Antes de que alguno de los tres pudiese decir algo, BlackWarGreymon alzó el vuelo y empezó a alejarse, sin lanzar ningún ataque ni nada contra ellos o los demás. Poco tardaron los tres ángeles en escuchar la voz de Duftmon, bastante ahogada, ordenando la retirada, ni los chillidos de los demás porque alguien había acudido al rescate del estratega atacando a CrossTimemon.
—Esto es humillante —declaró Angewomon, golpeando el suelo con el puño —. Demasiado humillante.
—Al menos, hemos confirmado algo —dijo MagnaAngemon con una débil sonrisa.
—¿El qué? —quiso saber ella.
—Que es el mismo de aquella vez —respondió —. Podremos hacerle cambiar de parecer.

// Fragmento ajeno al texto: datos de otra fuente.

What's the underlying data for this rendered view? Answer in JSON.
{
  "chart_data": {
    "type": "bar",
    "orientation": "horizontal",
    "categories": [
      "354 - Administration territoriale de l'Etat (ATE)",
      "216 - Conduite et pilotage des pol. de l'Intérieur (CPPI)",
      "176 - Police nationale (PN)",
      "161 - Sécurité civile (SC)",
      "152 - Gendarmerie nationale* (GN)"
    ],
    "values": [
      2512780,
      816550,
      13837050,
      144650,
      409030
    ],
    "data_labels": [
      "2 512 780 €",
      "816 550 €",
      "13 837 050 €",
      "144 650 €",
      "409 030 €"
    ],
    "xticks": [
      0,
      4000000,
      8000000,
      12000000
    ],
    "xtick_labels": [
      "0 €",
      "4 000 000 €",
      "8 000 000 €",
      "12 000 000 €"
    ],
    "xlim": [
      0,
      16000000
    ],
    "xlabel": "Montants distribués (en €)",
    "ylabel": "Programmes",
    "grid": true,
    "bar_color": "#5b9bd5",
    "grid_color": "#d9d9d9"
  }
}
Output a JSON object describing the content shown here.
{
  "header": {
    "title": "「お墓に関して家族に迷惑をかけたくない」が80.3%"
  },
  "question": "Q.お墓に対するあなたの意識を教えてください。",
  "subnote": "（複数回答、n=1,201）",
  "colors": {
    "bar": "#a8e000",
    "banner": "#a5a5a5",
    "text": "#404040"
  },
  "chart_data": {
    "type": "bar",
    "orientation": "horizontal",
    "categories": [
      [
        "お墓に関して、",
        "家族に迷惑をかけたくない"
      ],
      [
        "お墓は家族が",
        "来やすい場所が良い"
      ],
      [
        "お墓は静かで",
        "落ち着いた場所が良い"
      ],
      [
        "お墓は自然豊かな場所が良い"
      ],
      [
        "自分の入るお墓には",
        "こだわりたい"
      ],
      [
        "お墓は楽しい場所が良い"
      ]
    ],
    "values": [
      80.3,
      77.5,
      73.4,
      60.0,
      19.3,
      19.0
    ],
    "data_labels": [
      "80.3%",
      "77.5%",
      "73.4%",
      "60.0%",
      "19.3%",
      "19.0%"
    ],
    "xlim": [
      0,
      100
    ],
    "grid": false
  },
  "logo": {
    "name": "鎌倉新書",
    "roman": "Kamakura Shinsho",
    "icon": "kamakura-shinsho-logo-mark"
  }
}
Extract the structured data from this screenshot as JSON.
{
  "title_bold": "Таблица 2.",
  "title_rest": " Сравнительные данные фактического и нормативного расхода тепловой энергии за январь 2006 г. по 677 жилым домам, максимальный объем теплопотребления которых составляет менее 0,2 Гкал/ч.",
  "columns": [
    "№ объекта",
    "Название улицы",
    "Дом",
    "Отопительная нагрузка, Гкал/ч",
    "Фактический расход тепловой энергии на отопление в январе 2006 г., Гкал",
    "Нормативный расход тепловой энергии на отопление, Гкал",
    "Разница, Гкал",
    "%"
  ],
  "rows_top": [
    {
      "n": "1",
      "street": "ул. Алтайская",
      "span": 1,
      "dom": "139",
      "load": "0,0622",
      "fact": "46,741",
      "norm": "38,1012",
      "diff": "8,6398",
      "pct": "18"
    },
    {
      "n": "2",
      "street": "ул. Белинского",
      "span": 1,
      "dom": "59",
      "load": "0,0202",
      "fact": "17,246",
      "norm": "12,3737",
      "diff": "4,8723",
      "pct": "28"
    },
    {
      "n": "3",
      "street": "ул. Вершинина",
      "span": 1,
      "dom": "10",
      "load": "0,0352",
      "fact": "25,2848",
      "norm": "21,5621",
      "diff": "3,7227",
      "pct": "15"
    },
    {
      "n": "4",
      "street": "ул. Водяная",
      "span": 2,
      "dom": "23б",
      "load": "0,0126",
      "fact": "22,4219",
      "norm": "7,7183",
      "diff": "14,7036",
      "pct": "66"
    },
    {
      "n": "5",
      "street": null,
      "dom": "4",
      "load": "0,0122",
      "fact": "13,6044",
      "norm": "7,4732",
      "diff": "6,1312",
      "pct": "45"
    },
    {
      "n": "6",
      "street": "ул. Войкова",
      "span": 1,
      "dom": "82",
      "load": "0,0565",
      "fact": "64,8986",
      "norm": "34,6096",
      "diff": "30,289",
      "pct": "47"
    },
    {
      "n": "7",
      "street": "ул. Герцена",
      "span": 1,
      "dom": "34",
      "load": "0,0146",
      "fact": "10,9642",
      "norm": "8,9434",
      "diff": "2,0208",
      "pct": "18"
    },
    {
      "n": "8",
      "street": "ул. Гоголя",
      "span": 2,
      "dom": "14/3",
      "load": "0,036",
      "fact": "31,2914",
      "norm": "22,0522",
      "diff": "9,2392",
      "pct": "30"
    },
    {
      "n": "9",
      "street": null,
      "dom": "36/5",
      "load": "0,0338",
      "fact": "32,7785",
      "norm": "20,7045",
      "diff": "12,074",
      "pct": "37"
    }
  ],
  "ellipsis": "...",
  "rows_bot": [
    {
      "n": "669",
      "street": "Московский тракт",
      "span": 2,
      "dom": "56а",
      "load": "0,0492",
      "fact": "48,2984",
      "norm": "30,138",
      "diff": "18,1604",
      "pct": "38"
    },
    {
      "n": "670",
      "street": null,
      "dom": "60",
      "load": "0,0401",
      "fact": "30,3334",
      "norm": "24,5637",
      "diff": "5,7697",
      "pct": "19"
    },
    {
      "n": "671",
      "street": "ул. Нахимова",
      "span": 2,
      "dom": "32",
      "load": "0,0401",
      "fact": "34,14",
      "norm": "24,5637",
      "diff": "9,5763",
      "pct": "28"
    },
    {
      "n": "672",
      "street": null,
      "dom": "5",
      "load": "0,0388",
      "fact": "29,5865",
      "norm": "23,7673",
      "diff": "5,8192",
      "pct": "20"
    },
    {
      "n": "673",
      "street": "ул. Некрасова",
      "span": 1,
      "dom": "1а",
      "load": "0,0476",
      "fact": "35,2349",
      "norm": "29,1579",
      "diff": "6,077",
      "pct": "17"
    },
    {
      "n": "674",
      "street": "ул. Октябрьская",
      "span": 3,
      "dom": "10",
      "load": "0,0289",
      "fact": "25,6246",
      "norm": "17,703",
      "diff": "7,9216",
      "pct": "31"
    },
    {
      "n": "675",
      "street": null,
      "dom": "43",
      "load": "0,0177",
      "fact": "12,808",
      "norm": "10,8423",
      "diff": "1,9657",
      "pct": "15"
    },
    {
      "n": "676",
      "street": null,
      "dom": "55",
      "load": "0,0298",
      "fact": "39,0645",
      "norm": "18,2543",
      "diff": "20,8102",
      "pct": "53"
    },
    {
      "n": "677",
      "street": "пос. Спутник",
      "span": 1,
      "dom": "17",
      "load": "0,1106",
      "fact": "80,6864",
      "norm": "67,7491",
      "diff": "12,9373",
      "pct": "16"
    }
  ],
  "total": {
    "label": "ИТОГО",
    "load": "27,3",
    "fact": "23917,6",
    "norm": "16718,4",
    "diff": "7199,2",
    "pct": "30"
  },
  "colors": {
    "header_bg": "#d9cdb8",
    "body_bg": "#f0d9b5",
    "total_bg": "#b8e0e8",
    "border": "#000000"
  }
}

—Si no lo acaba eliminando Xana-Lucemon porque es un completo error mayor que la descerebrada de BlackKazemon en su momento —se unió a la conversación Antylamon, viendo cómo en esos momentos, el clon de la de viento reía por la pataleta de la digimon del tiempo.
—¡Chicos! ¡Ya están aquí los refuerzos! —oyeron gritar a Arya.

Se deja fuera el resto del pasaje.